Kevin Durant will go down in basketball history as one of the greatest to ever play the game, but as of this moment his career hangs in the balance. Durant re-injured his Achilles after making a brief, dramatic re-appearance in the NBA Finals last night. While Durant’s courage was admirable, the decision to play, in hindsight, could lead to future physical and mental hurdles to overcome — and even the threat of a premature sport retirement.
Examining the mental aspects of sports injuries
When an athlete experiences an injury there are often many immediate concerns to address, including pain management, the rehabilitation schedule and process, loss of a routine and support system of teammates, and challenges with confidence when the athlete is eventually approved to play again. Ironically, the pain associated with sports injuries often subsides in short time, but the mental ramifications last much longer — and sometimes indefinitely. Making things even more complex is that mental wounds, unlike physical scars, aren’t usually visible and therefore don’t command attention from others. For example, you can witness an athlete limping and wincing with each step, providing clear evidence the athlete is in pain. What we don’t always “see,” however, are signs that the athlete is anxious, depressed, or using ineffective and unhealthy ways to cope with the stress associated with the injury. Sadly, it is often these missed mental issues that compound problems, impact recovery, and sometimes serve as the primary reason why the athlete never get back to playing at their previous high level again.

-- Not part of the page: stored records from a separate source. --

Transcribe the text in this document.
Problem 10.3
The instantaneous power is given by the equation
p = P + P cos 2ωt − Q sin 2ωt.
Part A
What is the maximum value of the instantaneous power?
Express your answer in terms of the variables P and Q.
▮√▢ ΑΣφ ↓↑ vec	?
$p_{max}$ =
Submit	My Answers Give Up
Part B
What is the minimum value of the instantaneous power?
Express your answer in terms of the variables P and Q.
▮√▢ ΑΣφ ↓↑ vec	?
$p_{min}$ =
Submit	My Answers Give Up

Coming back to soon can severely hinder future confidence
When an athlete who struggles to rehabilitate an injury comes back too soon (as what critics are saying about Kevin Durant), the re-injury can be exponentially more difficult to manage. Practically speaking, it takes a lot of mental energy to adhere to rehabilitation and take the first step back to playing again, and as you might imagine there are often a lot of insecurities during this process. What happens if I don’t feel right? What if there’s a lot of pain? What will happen if I make sharp cuts? These questions are very normal, and as the athlete experiences the success of playing well after the injury the questions generally diminish. But what happens when only moments after returning and asking those questions the athlete experiences his worst nightmare and hurts himself again, as what just happened to Kevin Durant? The answer is all those questions compound, leading to even more anxieties and insecurities.

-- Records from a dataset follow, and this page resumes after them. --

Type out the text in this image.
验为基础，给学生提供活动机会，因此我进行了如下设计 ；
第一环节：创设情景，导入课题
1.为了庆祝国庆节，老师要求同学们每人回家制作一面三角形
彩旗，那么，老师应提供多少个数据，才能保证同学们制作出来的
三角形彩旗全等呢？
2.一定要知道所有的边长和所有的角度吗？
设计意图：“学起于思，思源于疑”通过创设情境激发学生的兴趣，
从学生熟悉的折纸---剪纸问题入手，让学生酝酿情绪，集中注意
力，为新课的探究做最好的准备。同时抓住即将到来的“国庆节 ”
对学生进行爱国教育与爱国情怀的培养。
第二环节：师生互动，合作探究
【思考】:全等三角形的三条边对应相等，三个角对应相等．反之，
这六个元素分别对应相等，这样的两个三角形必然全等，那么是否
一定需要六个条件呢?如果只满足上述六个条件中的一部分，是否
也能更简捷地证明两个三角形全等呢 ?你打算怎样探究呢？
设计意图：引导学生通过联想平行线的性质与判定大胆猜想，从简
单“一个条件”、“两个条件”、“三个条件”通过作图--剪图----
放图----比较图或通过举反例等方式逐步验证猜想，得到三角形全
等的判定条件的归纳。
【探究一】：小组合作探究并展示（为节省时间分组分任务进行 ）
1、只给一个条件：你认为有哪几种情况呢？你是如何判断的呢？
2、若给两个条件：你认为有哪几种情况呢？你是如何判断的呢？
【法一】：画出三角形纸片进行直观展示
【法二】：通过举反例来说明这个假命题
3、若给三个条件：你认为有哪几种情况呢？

Injuries are tough to overcome, and dealing with a re-injury is even tougher. It takes a ton of mental energy to get ready to play again, and when the worst nightmares of getting hurt again become realized the consequences can be devastating. If you are a sports parent or coach it’s important to understand that there’s a lot more to sports injuries than just rest, ice, and bandages, as a lot of the stress is experienced emotionally and without much warning or evidence.